Sortir des surenchères de droits, devoirs, normes et autres modalités paralysantes en dotant les outils d’évaluation des résultats intermédiaires des transitions énergétique et environnementale des Besoins de l’âme élargit le champ des communs, fait place à l’indice de développement humain3. Cela permet de soigner la vigueur de la démocratie locale en période d’incertitudes et de pénuries.

Un autre moyen d’agir pourrait s’inspirer d’une idée développée par Steven Pinker4. Un territoire souscrit un engagement très fort, par exemple une agriculture citoyenne. S’il tient ses engagements, il acquiert l’image d’un partenaire fiable dans d’autres domaines de coopération, que ce soit la réduction des gaz à effets de serre, d’un modèle sociétal, etc. Ce territoire deviendrait un territoire expérimental (article 72 modifié de la constitution).

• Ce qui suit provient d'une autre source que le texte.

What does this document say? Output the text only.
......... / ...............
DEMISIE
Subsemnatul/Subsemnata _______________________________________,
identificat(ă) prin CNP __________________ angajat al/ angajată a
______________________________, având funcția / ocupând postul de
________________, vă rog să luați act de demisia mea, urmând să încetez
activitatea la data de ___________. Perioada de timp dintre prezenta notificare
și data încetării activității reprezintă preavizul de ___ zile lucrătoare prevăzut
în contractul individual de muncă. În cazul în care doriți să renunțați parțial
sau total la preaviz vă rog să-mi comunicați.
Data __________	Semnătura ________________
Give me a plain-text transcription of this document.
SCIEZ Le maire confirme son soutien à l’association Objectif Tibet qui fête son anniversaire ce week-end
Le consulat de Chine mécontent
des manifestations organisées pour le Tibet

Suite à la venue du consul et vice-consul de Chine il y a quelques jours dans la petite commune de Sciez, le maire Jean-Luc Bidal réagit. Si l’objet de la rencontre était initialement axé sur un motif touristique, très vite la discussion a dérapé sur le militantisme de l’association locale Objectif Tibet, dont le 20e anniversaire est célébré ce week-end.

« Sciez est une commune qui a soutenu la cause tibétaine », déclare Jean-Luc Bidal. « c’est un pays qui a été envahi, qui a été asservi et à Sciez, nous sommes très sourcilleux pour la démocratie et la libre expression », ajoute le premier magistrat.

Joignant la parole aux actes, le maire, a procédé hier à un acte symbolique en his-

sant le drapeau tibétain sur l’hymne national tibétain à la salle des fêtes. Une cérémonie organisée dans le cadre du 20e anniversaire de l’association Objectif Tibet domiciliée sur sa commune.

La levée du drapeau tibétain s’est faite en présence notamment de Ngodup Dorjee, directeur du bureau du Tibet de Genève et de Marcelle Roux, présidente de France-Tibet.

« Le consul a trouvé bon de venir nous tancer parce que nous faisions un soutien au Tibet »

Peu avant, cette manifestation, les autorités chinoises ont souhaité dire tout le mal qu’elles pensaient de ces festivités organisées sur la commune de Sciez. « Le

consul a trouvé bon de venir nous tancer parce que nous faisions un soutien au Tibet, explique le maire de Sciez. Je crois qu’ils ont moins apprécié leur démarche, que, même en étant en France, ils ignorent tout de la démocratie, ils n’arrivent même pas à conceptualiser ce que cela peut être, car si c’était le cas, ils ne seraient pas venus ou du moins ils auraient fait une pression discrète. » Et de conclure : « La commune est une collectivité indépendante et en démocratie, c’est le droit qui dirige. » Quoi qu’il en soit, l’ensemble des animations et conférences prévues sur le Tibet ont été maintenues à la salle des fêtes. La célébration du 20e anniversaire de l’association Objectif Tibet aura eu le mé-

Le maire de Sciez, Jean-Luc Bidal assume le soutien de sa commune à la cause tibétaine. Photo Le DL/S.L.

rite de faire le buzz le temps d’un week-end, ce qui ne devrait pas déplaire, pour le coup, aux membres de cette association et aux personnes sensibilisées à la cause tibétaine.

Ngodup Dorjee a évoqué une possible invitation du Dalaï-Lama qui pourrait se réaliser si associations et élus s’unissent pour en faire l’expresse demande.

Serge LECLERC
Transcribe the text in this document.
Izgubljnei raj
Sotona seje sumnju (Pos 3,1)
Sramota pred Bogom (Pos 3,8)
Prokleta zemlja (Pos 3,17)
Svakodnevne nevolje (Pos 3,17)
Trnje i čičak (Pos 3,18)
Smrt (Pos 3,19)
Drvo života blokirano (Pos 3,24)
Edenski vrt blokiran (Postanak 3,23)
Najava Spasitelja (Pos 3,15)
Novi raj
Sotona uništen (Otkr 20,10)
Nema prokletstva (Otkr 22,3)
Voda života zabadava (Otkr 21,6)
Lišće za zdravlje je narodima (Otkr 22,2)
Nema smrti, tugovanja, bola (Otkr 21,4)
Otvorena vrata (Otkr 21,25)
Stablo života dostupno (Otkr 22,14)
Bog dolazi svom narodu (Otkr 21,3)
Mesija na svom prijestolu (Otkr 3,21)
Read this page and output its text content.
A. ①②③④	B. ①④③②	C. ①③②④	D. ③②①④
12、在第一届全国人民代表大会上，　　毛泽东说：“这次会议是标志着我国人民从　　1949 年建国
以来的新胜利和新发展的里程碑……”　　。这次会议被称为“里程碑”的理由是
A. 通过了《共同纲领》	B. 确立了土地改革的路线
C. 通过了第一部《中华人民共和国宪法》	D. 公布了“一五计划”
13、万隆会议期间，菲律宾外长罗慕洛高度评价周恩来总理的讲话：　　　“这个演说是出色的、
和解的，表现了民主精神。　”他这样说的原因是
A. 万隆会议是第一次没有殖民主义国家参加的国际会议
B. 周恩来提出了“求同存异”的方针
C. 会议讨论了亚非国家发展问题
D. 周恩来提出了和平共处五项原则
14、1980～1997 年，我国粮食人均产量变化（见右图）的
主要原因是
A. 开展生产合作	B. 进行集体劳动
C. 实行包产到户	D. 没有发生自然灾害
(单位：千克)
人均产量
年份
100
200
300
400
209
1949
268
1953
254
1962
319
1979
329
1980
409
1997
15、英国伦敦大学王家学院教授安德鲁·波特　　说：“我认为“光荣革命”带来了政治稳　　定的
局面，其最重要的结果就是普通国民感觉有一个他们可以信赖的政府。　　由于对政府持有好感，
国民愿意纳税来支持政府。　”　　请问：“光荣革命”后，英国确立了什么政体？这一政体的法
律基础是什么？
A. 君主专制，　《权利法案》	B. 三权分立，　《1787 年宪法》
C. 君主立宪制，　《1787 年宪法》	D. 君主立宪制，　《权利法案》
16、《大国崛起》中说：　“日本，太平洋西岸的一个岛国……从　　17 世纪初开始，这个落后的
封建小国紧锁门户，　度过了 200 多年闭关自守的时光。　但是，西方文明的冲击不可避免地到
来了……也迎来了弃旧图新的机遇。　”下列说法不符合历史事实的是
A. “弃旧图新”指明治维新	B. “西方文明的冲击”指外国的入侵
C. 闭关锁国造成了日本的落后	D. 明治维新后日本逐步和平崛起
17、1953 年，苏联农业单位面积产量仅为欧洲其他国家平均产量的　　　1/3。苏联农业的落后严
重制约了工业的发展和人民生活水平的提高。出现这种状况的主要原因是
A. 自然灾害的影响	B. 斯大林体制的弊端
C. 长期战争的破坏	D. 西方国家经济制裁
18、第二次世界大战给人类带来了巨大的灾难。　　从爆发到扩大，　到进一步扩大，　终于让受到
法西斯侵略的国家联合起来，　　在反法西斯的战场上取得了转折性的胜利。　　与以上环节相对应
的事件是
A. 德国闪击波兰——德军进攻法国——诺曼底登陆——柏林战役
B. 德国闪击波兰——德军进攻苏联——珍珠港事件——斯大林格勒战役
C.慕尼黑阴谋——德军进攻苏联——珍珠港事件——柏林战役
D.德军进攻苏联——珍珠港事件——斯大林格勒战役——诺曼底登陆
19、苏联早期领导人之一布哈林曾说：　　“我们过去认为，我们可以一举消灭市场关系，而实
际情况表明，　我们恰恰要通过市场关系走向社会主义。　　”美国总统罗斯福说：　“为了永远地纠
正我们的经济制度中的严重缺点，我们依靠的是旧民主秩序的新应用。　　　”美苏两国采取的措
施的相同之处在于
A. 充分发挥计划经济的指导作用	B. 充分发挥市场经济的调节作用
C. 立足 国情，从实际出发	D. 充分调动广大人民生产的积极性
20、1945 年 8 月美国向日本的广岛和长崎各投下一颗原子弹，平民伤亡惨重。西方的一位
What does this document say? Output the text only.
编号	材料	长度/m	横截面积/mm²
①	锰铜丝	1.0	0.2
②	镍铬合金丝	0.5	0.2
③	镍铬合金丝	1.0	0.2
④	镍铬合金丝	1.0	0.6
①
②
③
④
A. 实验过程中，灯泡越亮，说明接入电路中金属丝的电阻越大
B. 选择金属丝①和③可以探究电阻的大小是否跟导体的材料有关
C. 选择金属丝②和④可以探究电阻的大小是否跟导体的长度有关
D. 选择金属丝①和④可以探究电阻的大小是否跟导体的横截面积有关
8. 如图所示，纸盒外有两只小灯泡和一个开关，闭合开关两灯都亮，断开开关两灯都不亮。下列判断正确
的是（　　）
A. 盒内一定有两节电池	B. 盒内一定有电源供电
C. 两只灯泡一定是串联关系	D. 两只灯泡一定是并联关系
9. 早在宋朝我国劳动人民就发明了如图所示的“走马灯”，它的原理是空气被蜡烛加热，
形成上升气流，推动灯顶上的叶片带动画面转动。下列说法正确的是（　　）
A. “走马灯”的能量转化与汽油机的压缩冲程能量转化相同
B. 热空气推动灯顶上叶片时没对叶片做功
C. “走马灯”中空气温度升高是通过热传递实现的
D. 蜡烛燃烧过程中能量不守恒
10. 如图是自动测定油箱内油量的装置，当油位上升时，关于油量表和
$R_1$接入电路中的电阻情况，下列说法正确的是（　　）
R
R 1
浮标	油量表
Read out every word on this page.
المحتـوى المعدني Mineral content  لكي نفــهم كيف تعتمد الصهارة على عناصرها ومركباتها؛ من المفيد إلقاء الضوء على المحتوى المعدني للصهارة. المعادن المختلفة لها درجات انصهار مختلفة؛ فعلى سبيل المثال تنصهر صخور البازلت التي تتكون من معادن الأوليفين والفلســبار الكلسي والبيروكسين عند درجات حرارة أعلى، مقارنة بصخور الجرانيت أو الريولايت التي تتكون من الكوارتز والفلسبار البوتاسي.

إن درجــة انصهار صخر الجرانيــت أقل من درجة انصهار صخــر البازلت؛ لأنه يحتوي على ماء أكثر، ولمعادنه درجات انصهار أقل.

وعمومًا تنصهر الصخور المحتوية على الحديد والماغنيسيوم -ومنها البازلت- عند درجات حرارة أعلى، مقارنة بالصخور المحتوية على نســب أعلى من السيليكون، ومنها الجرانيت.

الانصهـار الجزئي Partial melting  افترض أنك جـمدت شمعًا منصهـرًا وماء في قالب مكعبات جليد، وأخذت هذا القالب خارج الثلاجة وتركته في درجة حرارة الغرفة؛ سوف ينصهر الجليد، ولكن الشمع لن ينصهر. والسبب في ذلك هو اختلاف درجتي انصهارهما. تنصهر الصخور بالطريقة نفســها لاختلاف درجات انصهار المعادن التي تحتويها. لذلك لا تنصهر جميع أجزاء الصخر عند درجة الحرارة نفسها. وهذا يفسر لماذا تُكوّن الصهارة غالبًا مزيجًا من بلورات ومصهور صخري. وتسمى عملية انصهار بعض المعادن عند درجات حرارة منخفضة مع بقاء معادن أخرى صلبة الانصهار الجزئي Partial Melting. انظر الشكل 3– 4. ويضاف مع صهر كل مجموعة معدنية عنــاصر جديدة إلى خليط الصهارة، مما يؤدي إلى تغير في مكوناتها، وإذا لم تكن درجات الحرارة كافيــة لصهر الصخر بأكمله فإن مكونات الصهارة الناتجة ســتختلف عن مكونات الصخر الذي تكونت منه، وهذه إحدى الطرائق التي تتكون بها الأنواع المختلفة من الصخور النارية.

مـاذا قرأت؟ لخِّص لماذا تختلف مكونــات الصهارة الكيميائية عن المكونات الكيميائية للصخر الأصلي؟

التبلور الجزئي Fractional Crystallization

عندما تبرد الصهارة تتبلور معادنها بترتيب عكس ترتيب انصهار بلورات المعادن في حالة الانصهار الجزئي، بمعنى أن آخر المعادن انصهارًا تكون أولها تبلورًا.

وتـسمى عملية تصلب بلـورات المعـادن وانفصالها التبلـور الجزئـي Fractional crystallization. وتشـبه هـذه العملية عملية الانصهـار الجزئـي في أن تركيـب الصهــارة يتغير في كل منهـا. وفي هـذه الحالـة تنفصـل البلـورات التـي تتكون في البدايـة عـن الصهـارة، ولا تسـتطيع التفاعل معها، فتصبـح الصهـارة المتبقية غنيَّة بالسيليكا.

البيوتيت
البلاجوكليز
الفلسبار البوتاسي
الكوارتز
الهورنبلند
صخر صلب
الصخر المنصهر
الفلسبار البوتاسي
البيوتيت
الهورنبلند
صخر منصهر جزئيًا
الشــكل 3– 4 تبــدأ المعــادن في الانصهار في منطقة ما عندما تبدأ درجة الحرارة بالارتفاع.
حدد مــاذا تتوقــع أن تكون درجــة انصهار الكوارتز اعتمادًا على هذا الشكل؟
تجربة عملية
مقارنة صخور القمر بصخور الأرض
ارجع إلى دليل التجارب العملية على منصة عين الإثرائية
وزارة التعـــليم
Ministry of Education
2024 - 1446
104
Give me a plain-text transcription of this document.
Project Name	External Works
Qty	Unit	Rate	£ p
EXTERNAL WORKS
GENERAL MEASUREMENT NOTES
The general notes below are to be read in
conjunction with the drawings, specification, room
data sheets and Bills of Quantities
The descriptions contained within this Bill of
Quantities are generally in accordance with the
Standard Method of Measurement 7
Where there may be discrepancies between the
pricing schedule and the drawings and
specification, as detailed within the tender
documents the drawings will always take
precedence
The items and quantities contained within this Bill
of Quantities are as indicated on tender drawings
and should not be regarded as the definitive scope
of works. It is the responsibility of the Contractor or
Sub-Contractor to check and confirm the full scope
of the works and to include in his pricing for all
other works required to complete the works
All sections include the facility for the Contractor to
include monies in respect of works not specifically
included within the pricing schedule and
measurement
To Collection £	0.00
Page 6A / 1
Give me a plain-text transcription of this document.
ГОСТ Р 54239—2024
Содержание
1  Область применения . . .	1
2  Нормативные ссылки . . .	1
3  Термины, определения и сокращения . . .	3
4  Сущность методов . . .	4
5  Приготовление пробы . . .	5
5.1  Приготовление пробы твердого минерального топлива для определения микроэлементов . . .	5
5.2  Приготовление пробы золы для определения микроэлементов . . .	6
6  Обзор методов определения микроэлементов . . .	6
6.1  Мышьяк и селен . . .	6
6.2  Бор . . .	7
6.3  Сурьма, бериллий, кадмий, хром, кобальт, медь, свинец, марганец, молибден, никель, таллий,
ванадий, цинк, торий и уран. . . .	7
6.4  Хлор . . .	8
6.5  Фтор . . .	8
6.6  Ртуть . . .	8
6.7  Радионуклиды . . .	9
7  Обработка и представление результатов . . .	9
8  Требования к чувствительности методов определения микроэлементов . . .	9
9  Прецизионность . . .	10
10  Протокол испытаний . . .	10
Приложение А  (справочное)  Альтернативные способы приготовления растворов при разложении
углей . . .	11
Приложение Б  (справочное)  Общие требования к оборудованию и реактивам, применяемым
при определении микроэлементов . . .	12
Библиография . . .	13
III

Comb Lab promeut le projet que les Combrailles deviennent un territoire expérimental.

Le droit ne se soutient que sur un ton de revendication ; quand ce ton est adopté c’est que la force n’est pas loin, sans cela il est ridicule.

Simone Weil (1909 – 1943)

La personne et le sacré

1 https://www.lemonde.fr/sciences/article/2022/06/13/crise-environnementale-notre-materiau-neuronal-nous-fait-repousser-l-idee-de-s-autolimiter_6130158_1650684.html

2 Lettre Comb Lab Juillet 2022 :https://www.comblab.fr/la-lettre-comb-lab-des-communs-a-toutes-les-echelles/

3 L’indice de développement humain (IDH) correspond à un indice composé calculé chaque année par le PNUD (Programme des Nations Unis pour le Développement) afin d’évaluer le niveau de développement des pays en se fondant non pas sur des données strictement économiques, mais sur la qualité de vie de leurs ressortissants.